Edelstein: "Zero Dark Thirty" no easy moral tale
(CBS News) A controversial new film raises some troubling questions for our critic David Edelstein:
The kill-Osama thriller "Zero Dark Thirty" won't be in theaters nationwide until mid-January, but it has already driven White House officials, senators and even film critics to debate its depiction of the war on terror and the efficacy of "enhanced interrogation," by which I - and the Geneva Conventions - mean torture.
In outline, it's a standard revenge picture. It opens with 9/11, real audio of people in the World Trade Center. It closes with the attack on bin Laden's compound, when we nail the SOB.
Action movies often ask whether barbaric means justify noble ends and answer, "Yes, indeedy."
But director Kathryn Bigelow adds dissonant notes. The tone is impersonal, cool. The climactic assault shows SEALs pumping bullets into prone bodies, including a woman's. Nothing makes you go, "YEAH, BABY!" The torture is ugly and disgusting - it repels even the vengeful CIA operative played by Jessica Chastain.
But there's nooooo question "Zero Dark Thirty" says the CIA was led to the courier who led to bin Laden by illegal torture, and that anyone opposed was a wussy unwilling to go to what Dick Cheney called "the dark side."
Is it true?
The administration says no. So does Diane Feinstein, author Peter Bergen, and even some in the CIA.

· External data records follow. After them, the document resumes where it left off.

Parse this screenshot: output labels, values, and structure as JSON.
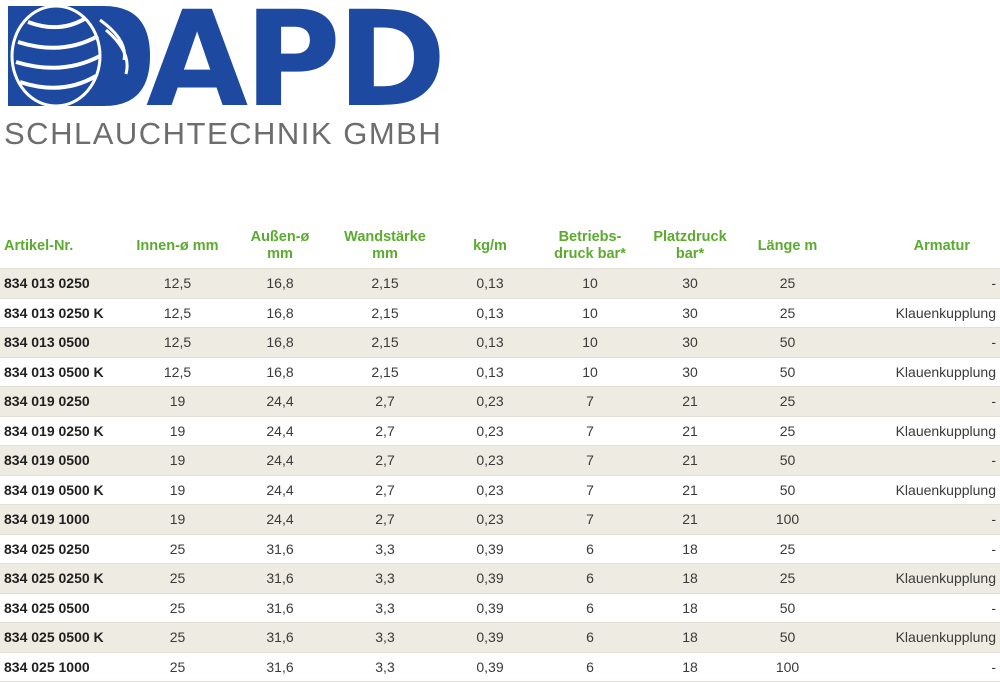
{
  "logo": {
    "word": "APD",
    "subtitle": "SCHLAUCHTECHNIK GMBH",
    "brand_color": "#1d4aa0"
  },
  "table": {
    "header_color": "#5aab2e",
    "headers": [
      "Artikel-Nr.",
      "Innen-ø mm",
      "Außen-ø\nmm",
      "Wandstärke\nmm",
      "kg/m",
      "Betriebs-\ndruck bar*",
      "Platzdruck\nbar*",
      "Länge m",
      "Armatur"
    ],
    "rows": [
      [
        "834 013 0250",
        "12,5",
        "16,8",
        "2,15",
        "0,13",
        "10",
        "30",
        "25",
        "-"
      ],
      [
        "834 013 0250 K",
        "12,5",
        "16,8",
        "2,15",
        "0,13",
        "10",
        "30",
        "25",
        "Klauenkupplung"
      ],
      [
        "834 013 0500",
        "12,5",
        "16,8",
        "2,15",
        "0,13",
        "10",
        "30",
        "50",
        "-"
      ],
      [
        "834 013 0500 K",
        "12,5",
        "16,8",
        "2,15",
        "0,13",
        "10",
        "30",
        "50",
        "Klauenkupplung"
      ],
      [
        "834 019 0250",
        "19",
        "24,4",
        "2,7",
        "0,23",
        "7",
        "21",
        "25",
        "-"
      ],
      [
        "834 019 0250 K",
        "19",
        "24,4",
        "2,7",
        "0,23",
        "7",
        "21",
        "25",
        "Klauenkupplung"
      ],
      [
        "834 019 0500",
        "19",
        "24,4",
        "2,7",
        "0,23",
        "7",
        "21",
        "50",
        "-"
      ],
      [
        "834 019 0500 K",
        "19",
        "24,4",
        "2,7",
        "0,23",
        "7",
        "21",
        "50",
        "Klauenkupplung"
      ],
      [
        "834 019 1000",
        "19",
        "24,4",
        "2,7",
        "0,23",
        "7",
        "21",
        "100",
        "-"
      ],
      [
        "834 025 0250",
        "25",
        "31,6",
        "3,3",
        "0,39",
        "6",
        "18",
        "25",
        "-"
      ],
      [
        "834 025 0250 K",
        "25",
        "31,6",
        "3,3",
        "0,39",
        "6",
        "18",
        "25",
        "Klauenkupplung"
      ],
      [
        "834 025 0500",
        "25",
        "31,6",
        "3,3",
        "0,39",
        "6",
        "18",
        "50",
        "-"
      ],
      [
        "834 025 0500 K",
        "25",
        "31,6",
        "3,3",
        "0,39",
        "6",
        "18",
        "50",
        "Klauenkupplung"
      ],
      [
        "834 025 1000",
        "25",
        "31,6",
        "3,3",
        "0,39",
        "6",
        "18",
        "100",
        "-"
      ]
    ]
  }
}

Others say yes, among them screenwriter Mark Boal's CIA sources, and "Black Hawk Down" author Mark Bowden.
But to say, as Bigelow and Boal have, that their position isn't pro-torture, they're just reporting the facts, is disingenuous. Even the context is pro-torture.

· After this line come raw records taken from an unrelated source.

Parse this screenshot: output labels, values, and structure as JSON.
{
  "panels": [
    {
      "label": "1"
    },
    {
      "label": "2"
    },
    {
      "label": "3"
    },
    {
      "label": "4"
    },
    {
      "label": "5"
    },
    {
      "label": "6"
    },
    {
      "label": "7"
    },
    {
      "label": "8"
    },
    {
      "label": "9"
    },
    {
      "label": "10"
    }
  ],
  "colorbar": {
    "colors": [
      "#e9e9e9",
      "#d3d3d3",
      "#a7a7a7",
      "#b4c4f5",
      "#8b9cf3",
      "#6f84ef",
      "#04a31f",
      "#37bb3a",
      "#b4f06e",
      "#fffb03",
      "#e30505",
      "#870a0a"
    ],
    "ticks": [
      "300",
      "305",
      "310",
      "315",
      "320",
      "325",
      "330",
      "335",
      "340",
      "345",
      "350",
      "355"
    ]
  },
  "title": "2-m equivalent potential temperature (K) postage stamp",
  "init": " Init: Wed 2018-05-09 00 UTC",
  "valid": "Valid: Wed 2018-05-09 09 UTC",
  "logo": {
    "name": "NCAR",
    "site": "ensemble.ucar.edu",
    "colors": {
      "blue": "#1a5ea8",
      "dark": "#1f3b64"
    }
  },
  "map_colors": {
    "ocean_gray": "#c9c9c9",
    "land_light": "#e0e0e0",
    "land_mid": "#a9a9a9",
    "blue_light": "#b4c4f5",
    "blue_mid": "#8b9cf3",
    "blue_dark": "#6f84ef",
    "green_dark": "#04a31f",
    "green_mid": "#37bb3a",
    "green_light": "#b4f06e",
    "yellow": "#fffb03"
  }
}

As a thriller, "Zero Dark Thirty" is phenomenal. It shows how dependent the system is on analysts pitching skeptical superiors, who pitch their superiors, who pitch the Commander in Chief. Chastain is amazingly vivid.
The final sequence is chilling in creating the illusion that You Are There.
But, is that enough? The war on terror might be the most significant operation of the young 21st century. It calls for more than pretend objectivity. It calls for moral scrupulousness.
You need to see it, though. You are a part of this debate.